The world is changing. Fast. High quality reference genomes have become essential tools in understanding the processes that shape patterns of diversity. They offer new ways to study longstanding taxing problems including interactions among drift, migration, and selection and the prevalence of adaptation versus gene flow in marine metapopulations. They provide, with various other kinds of genomic data, windows onto the past and into the future of populations, species, and communities.
This site aims to briefly introduce a variety of collaborative comparative projects seeking to use genomics to better understand the interactions of marine organisms with their environments and with each other.
Why comparative analyses? Very simply, it is one of the oldest and most powerful approaches in biology. It offers the ability to understand the diversity of life in the seas by associating the differences/similarities in genomic data with differences/similarities in phylogeny and function. Through these associations, we start on the path toward understanding causes and consequences.
Why marine genomes? Marine systems are in many ways alien to humans, so they are easy to misunderstand; the massive abundance of many of the organisms featured here, as well as the tremendous evolutionary distance from the majority of well characterized genomes, which are predominantly of terrestrial organisms, means that we may expect novel findings in marine species.
Schiebelhut, L.M., M.B. DeBiasse, L. Gabriel, K.J. Hoff, M.N. Dawson (2023) A reference genome for ecological restoration of the sunflower sea star, Pycnopodia helianthoides, Journal of Heredity, https://doi.org/10.1093/jhered/esad054
Wildlife diseases, such as the sea star wasting (SSW) epizootic that outbroke in the mid-2010s, appear to be associated with acute and/or chronic abiotic environmental change; dissociating the effects of different drivers can be difficult. The sunflower sea star, Pycnopodia helianthoides, was the species most severely impacted during the SSW outbreak, which overlapped with periods of anomalous atmospheric and oceanographic conditions, and there is not yet a consensus on the cause(s). Genomic data may reveal underlying molecular signatures that implicate a subset of factors and, thus, clarify past events while also setting the scene for effective restoration efforts.
Paggeot, L.X., M.B. DeBiasse, M. Escalona, C. Fairbairn, M.P.A. Marimuthu,O. Nguyen, R. Sahasrabudhe, M.N Dawson. Reference genome for the California ribbed mussel, Mytilus californianus, an ecosystem engineer. Journal of Heredity 113:681–688. https://doi.org/10.1093/jhered/esac041
The California ribbed mussel, Mytilus californianus, is an ecosystem engineer crucial for the survival of many marine species inhabiting the intertidal zone of California. Here, we describe the first reference genome for M. californianus and compare it to previously published genomes from three other species: M. edulis, M. coruscus, and M. galloprovincialis. This high-quality genome assembly provides a foundation for population genetic analyses that will give insight into future conservation work along the coast of California.

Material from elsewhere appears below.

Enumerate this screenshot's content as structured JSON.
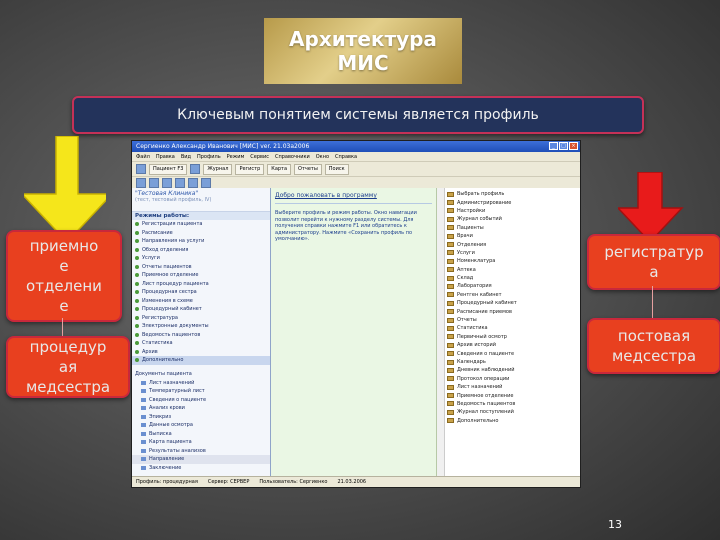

DeBiasse, M.B., L.M. Schiebelhut, M. Escalona, E. Beraut, C. Fairbairn, M.P.A. Marimuthu,O. Nguyen, R. Sahasrabudhe, M.N Dawson. 2022. A chromosome-level reference genome for the giant pink sea star, Pisaster brevispinus, a species severely impacted by wasting. Journal of Heredity 113:689–698. https://doi.org/10.1093/jhered/esac044
Efforts to protect the ecologically and economically significant California Current Ecosystem from global change will greatly benefit from data about patterns of local adaptation and population connectivity. To facilitate that work, we present a reference-quality genome for the giant pink sea star, Pisaster brevispinus, a species of ecological importance along the Pacific west coast of North America that has been heavily impacted by environmental change and disease. The reference genome for P. brevispinus is an important first step toward the goal of producing a comprehensive, population genomics view of ecological and evolutionary processes along the California coast. This resource will help scientists, managers, and policy makers in their task of understanding and protecting critical coastal regions from the impacts of global change.
Last week, the California Conservation Genomics Project launched a new tracking system to keep up with the progress of their reference genomes assemblies (https://www.ccgproject.org/reference-genomes-tracking). With over 100 new species being sequenced, this website tracker will show you the progress of each of the key steps.
The first HiFi reads for a MariNet genome reference genome were finalized over a week ago, we are well on our way to having a chromosome-level genome of Mytilus californianus. Thread your byssals around that news!